There has been growing concern in Canada about a chill on peaceful, democratic protests. In the latest incident police officers, posing as protesters, allegedly attempted to incite violence at a protest in Montebello, Quebec.
If violence had broken out, it would have given the police a pretext to use force against the protesters.
The Sûreté du Québec initially denied the allegations, but now they admit that the three phony protesters were members of their force. They still deny that the officers were sent to stir up trouble.
The three “agents provocateurs” were carrying large rocks. They were confronted by a union leader who told them,
Go on, it’s our line. It’s a peaceful demonstration. … Put the rock down, cop.
Moments later, the three officers approached the police line. They “broke through” the line (against token resistance), then they were handcuffed and led away. It was an obvious charade to get the officers out of the predicament they were in, while maintaining the pretense that they were protesters.
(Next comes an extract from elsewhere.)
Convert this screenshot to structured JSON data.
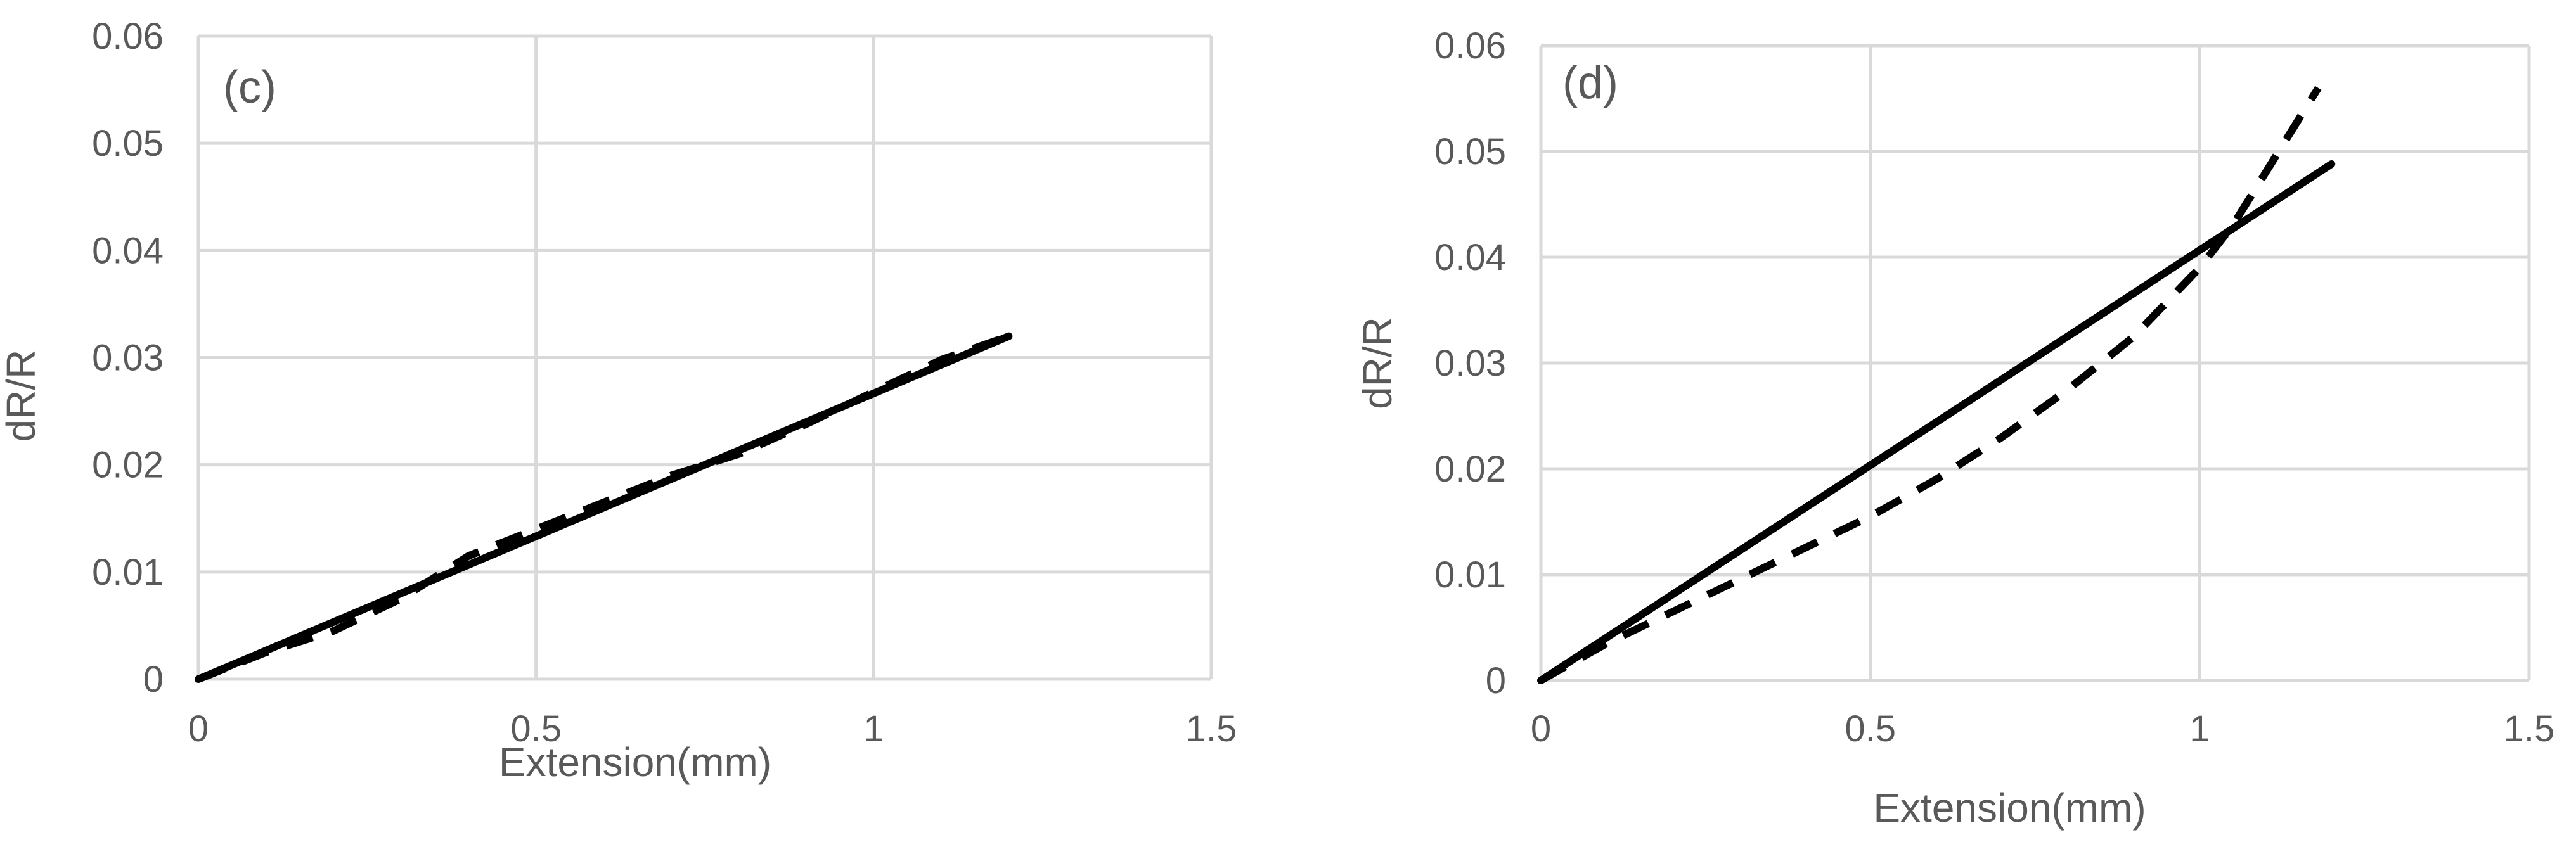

If you would prefer to watch a professionally edited version of the footage, one is available (after viewing a brief advertisement) on the Globe and Mail site.
The Sûreté du Québec was operating under the oversight of the Royal Canadian Mounted Police. The Globe and Mail reports:
Marlene Jennings, the federal Liberal justice critic, said the issue goes beyond the provincial police force.
“The RCMP has some explaining to do,” she told The Globe and Mail Thursday night. …
“We have people who blend in with the crowd. Everyone does that. All police forces in every country,” said Jean-Guy Dagenais, who heads the union of Quebec police officers (Association des policières et policiers provinciaux de Québec) that includes the Sûreté du Québec. …
But union leader Dave Coles, one of the organizers of the demonstration, said Monday’s incident went beyond any undercover police officer’s mandate.
“We’re not talking about someone that’s in plainclothes just walking amongst them. They were there armed with boulders. I witnessed them trying to incite a riot. I saw it,” said Mr. Coles, of the Communications, Energy and Paperworkers Union of Canada.
I should note that the chill on protests began under the Liberal government of Jean Chrétien, as part of the general heightening of security post-9/11. But there is a perception among some observers that the Conservative government of Stephen Harper models itself on the Bush Administration in its efforts to stifle dissent.
(What else would you call it when the RCMP remove journalists from the lobby of a public building to prevent them from asking the Government questions?)
Earlier this week, Prime Minister Harper openly mocked the protesters at Montebello:
I’ve heard it’s nothing. A couple hundred? It’s sad.
I didn’t like his tone at the time. It has become doubly offensive in light of the latest developments.